Even more wonders of technology. I had my son collect the voting data on the 220 towns of NH. Using PERL, he downloaded the data to Excel for me to use in about 15 minutes. So I had four variables on each town in NH: TOTAL VOTE (a measure of town size), CLINTON PERCENT, OBAMA PERCENT, and METHOD (1 for MACHINE COUNT, 0 for HAND COUNT).
I quickly ran a univariate regression of CLINTON PERCENT on METHOD: Sure enough, the regression equation is
CLINTON PERCENT = 33.68 + 5.64 METHOD
with a standard error of 1.01 on METHOD (t-statistic of 5.58).
That fits with the univariate analysis of the data as presented earlier. Sure enough, Hillary seems to do better when the vote is counted by machine!
I was sure that when I added TOTAL VOTE to the regression, the coefficient on METHOD would drop in size and in statistical significance. This does not HAVE to happen with correlated variables such as METHOD and TOTAL VOTE, but I was pretty sure it would.
Here are the multiple regression results:
CLINTON PERCENT = 33.56 +5.08 METHOD + .00028 TOTAL VOTE
with a standard error on METHOD of 1.12 and on TOTAL VOTE of .00024.
Amazing! METHOD continues to be the variable carrying the weight of the data. Town size is statistically insignificant and the method of counting accounts for most of the variation in Clinton's vote difference.
UPDATE: I highly suspect, still, that METHOD is simply correlated with some underlying real determinant of the Clinton vote. If I can get more data by town, I will run those models. It is even possible that my variable TOTAL VOTE is not a good measure of town size, as it involves voter turnout as well. What would be really good is if I had exit polling data by town in NH. If I added that variable to the equation, I would think that METHOD will lose significance.
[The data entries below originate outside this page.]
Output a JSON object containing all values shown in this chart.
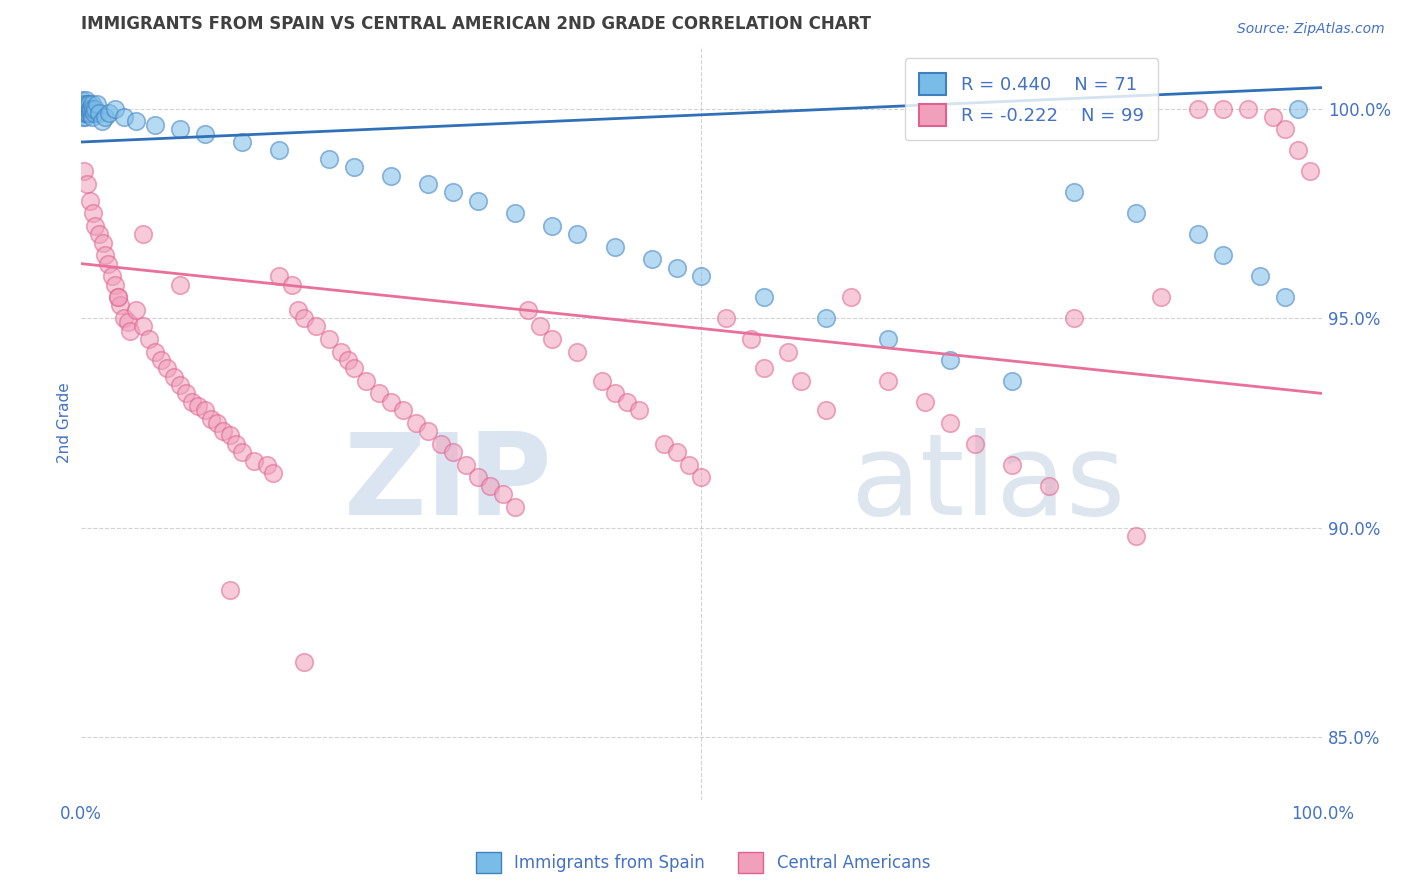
{
  "title": "IMMIGRANTS FROM SPAIN VS CENTRAL AMERICAN 2ND GRADE CORRELATION CHART",
  "source_text": "Source: ZipAtlas.com",
  "ylabel": "2nd Grade",
  "watermark_zip": "ZIP",
  "watermark_atlas": "atlas",
  "xmin": 0.0,
  "xmax": 100.0,
  "ymin": 83.5,
  "ymax": 101.5,
  "yticks": [
    85.0,
    90.0,
    95.0,
    100.0
  ],
  "ytick_labels": [
    "85.0%",
    "90.0%",
    "95.0%",
    "100.0%"
  ],
  "R_blue": 0.44,
  "N_blue": 71,
  "R_pink": -0.222,
  "N_pink": 99,
  "blue_color": "#7abce8",
  "pink_color": "#f0a0bb",
  "blue_edge_color": "#4080c0",
  "pink_edge_color": "#e06090",
  "blue_line_color": "#3070b8",
  "pink_line_color": "#e8709a",
  "axis_color": "#4472c4",
  "grid_color": "#c8c8c8",
  "title_color": "#404040",
  "background_color": "#ffffff",
  "legend_label_blue": "Immigrants from Spain",
  "legend_label_pink": "Central Americans",
  "blue_scatter_x": [
    0.05,
    0.08,
    0.1,
    0.12,
    0.15,
    0.18,
    0.2,
    0.22,
    0.25,
    0.28,
    0.3,
    0.33,
    0.35,
    0.38,
    0.4,
    0.42,
    0.45,
    0.48,
    0.5,
    0.52,
    0.55,
    0.58,
    0.6,
    0.65,
    0.7,
    0.75,
    0.8,
    0.85,
    0.9,
    0.95,
    1.0,
    1.1,
    1.2,
    1.3,
    1.5,
    1.7,
    2.0,
    2.3,
    2.8,
    3.5,
    4.5,
    6.0,
    8.0,
    10.0,
    13.0,
    16.0,
    20.0,
    22.0,
    25.0,
    28.0,
    30.0,
    32.0,
    35.0,
    38.0,
    40.0,
    43.0,
    46.0,
    48.0,
    50.0,
    55.0,
    60.0,
    65.0,
    70.0,
    75.0,
    80.0,
    85.0,
    90.0,
    92.0,
    95.0,
    97.0,
    98.0
  ],
  "blue_scatter_y": [
    100.0,
    100.1,
    99.9,
    100.2,
    100.0,
    99.8,
    100.1,
    99.9,
    100.0,
    100.0,
    99.9,
    100.1,
    100.0,
    99.8,
    100.0,
    100.2,
    99.9,
    100.1,
    100.0,
    99.9,
    100.0,
    100.1,
    99.9,
    100.0,
    100.1,
    99.9,
    100.0,
    100.0,
    99.8,
    100.1,
    100.0,
    99.9,
    100.0,
    100.1,
    99.9,
    99.7,
    99.8,
    99.9,
    100.0,
    99.8,
    99.7,
    99.6,
    99.5,
    99.4,
    99.2,
    99.0,
    98.8,
    98.6,
    98.4,
    98.2,
    98.0,
    97.8,
    97.5,
    97.2,
    97.0,
    96.7,
    96.4,
    96.2,
    96.0,
    95.5,
    95.0,
    94.5,
    94.0,
    93.5,
    98.0,
    97.5,
    97.0,
    96.5,
    96.0,
    95.5,
    100.0
  ],
  "pink_scatter_x": [
    0.3,
    0.5,
    0.8,
    1.0,
    1.2,
    1.5,
    1.8,
    2.0,
    2.2,
    2.5,
    2.8,
    3.0,
    3.2,
    3.5,
    3.8,
    4.0,
    4.5,
    5.0,
    5.5,
    6.0,
    6.5,
    7.0,
    7.5,
    8.0,
    8.5,
    9.0,
    9.5,
    10.0,
    10.5,
    11.0,
    11.5,
    12.0,
    12.5,
    13.0,
    14.0,
    15.0,
    15.5,
    16.0,
    17.0,
    17.5,
    18.0,
    19.0,
    20.0,
    21.0,
    21.5,
    22.0,
    23.0,
    24.0,
    25.0,
    26.0,
    27.0,
    28.0,
    29.0,
    30.0,
    31.0,
    32.0,
    33.0,
    34.0,
    35.0,
    36.0,
    37.0,
    38.0,
    40.0,
    42.0,
    43.0,
    44.0,
    45.0,
    47.0,
    48.0,
    49.0,
    50.0,
    52.0,
    54.0,
    55.0,
    57.0,
    58.0,
    60.0,
    62.0,
    65.0,
    68.0,
    70.0,
    72.0,
    75.0,
    78.0,
    80.0,
    85.0,
    87.0,
    90.0,
    92.0,
    94.0,
    96.0,
    97.0,
    98.0,
    99.0,
    3.0,
    5.0,
    8.0,
    12.0,
    18.0
  ],
  "pink_scatter_y": [
    98.5,
    98.2,
    97.8,
    97.5,
    97.2,
    97.0,
    96.8,
    96.5,
    96.3,
    96.0,
    95.8,
    95.5,
    95.3,
    95.0,
    94.9,
    94.7,
    95.2,
    94.8,
    94.5,
    94.2,
    94.0,
    93.8,
    93.6,
    93.4,
    93.2,
    93.0,
    92.9,
    92.8,
    92.6,
    92.5,
    92.3,
    92.2,
    92.0,
    91.8,
    91.6,
    91.5,
    91.3,
    96.0,
    95.8,
    95.2,
    95.0,
    94.8,
    94.5,
    94.2,
    94.0,
    93.8,
    93.5,
    93.2,
    93.0,
    92.8,
    92.5,
    92.3,
    92.0,
    91.8,
    91.5,
    91.2,
    91.0,
    90.8,
    90.5,
    95.2,
    94.8,
    94.5,
    94.2,
    93.5,
    93.2,
    93.0,
    92.8,
    92.0,
    91.8,
    91.5,
    91.2,
    95.0,
    94.5,
    93.8,
    94.2,
    93.5,
    92.8,
    95.5,
    93.5,
    93.0,
    92.5,
    92.0,
    91.5,
    91.0,
    95.0,
    89.8,
    95.5,
    100.0,
    100.0,
    100.0,
    99.8,
    99.5,
    99.0,
    98.5,
    95.5,
    97.0,
    95.8,
    88.5,
    86.8
  ],
  "blue_trend_x": [
    0.0,
    100.0
  ],
  "blue_trend_y": [
    99.2,
    100.5
  ],
  "pink_trend_x": [
    0.0,
    100.0
  ],
  "pink_trend_y": [
    96.3,
    93.2
  ]
}
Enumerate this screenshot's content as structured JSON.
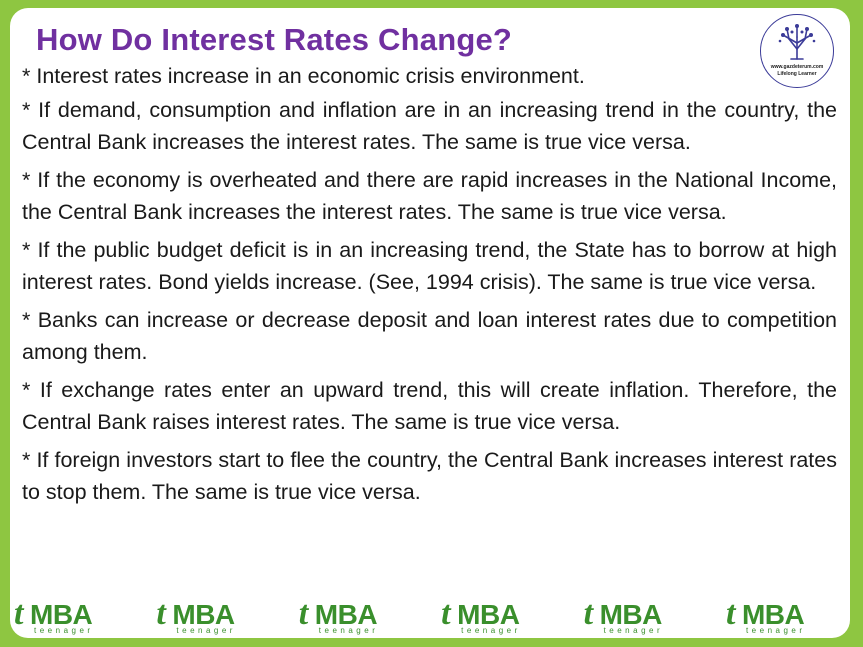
{
  "title": "How Do Interest Rates Change?",
  "logo": {
    "url_text": "www.gazdeterum.com",
    "tagline": "Lifelong Learner"
  },
  "paragraphs": [
    "* Interest rates increase in an economic crisis environment.",
    "* If demand, consumption and inflation are in an increasing trend in the country, the Central Bank increases the interest rates. The same is true vice versa.",
    "* If the economy is overheated and there are rapid increases in the National Income, the Central Bank increases the interest rates. The same is true vice versa.",
    "* If the public budget deficit is in an increasing trend, the State has to borrow at high interest rates. Bond yields increase. (See, 1994 crisis). The same is true vice versa.",
    "* Banks can increase or decrease deposit and loan interest rates due to competition among them.",
    "* If exchange rates enter an upward trend, this will create inflation. Therefore, the Central Bank raises interest rates. The same is true vice versa.",
    "* If foreign investors start to flee the country, the Central Bank increases interest rates to stop them. The same is true vice versa."
  ],
  "footer": {
    "brand_t": "t",
    "brand_mba": "MBA",
    "brand_sub": "teenager",
    "repeat_count": 6
  },
  "colors": {
    "background": "#8ec641",
    "title": "#7030a0",
    "brand": "#3a8f2c"
  }
}
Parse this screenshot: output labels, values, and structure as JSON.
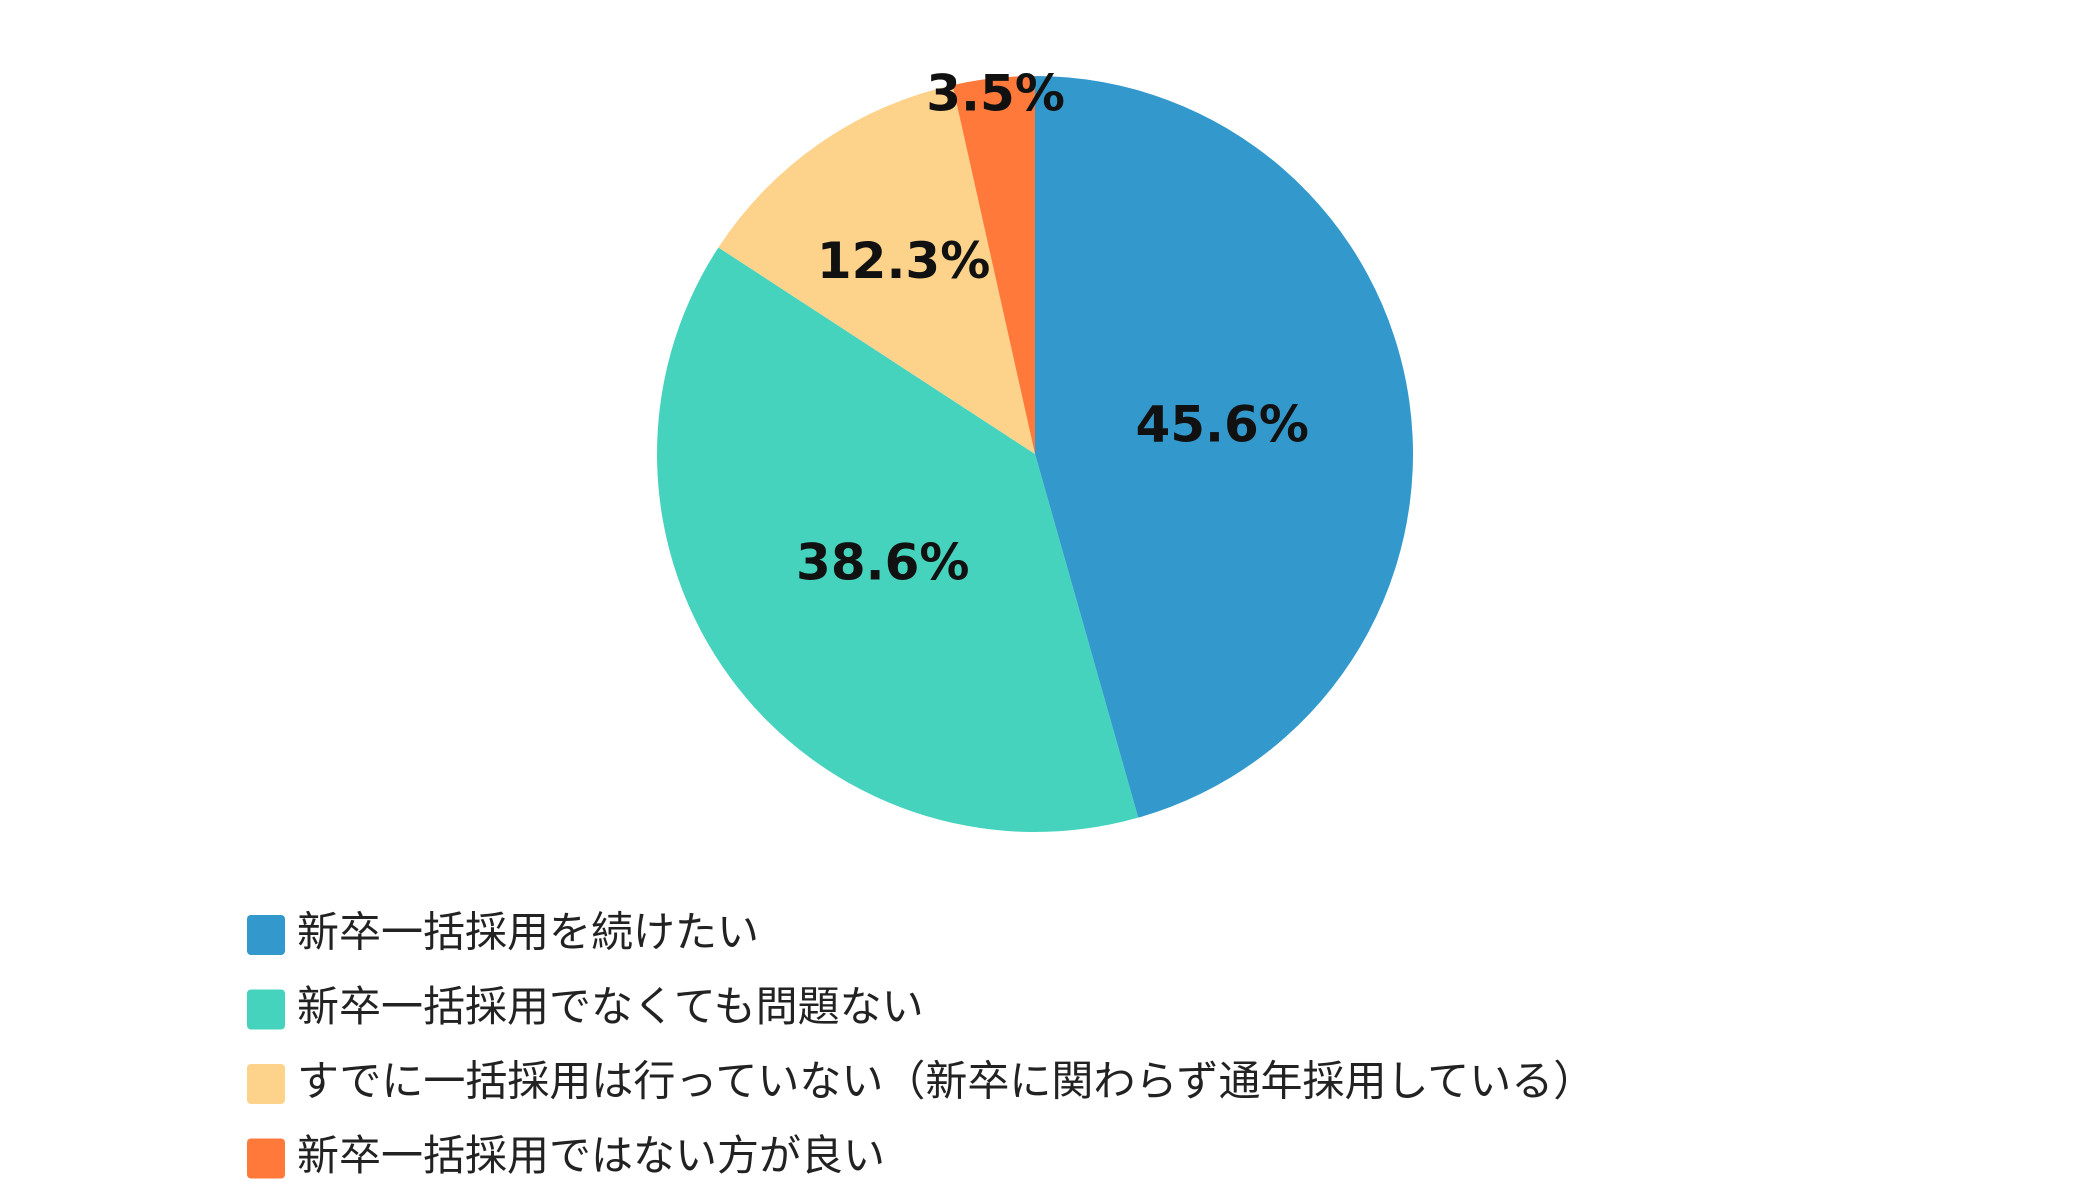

UPDATE2: I got town population data, estimated for 2006. Using that instead of TOTAL VOTE reduces the size of the METHOD variable but not by much and it is still significant. I also calculated a new variable, total vote divided by population, which is an attempt to get at a few things related to turnout and other demographics. Using this new variable in addition to popluation reduces the size of the METHOD variable a bit more, but it is still highly significant. This new variable of vote divided by population seems to be important. I think if I got better demographic data -- age and gender, income, turnout -- the METHOD variable would lose more of its significance. It must be picking up something. If somebody has good NH town data in Excel or easily parsed, let me know the source.
The other thing to note is that in the data on votes by machine vs. hand, Romney also has big differences. That would, I think, support the "underlying demographics" theory.
UPDATE3: And just for the record, I do not believe whatsoever that anything untoward or suspicious happened in the NH election. This is simply a great exercise in statistical analysis, a great example of the problem that omitted variables cause in regression analysis.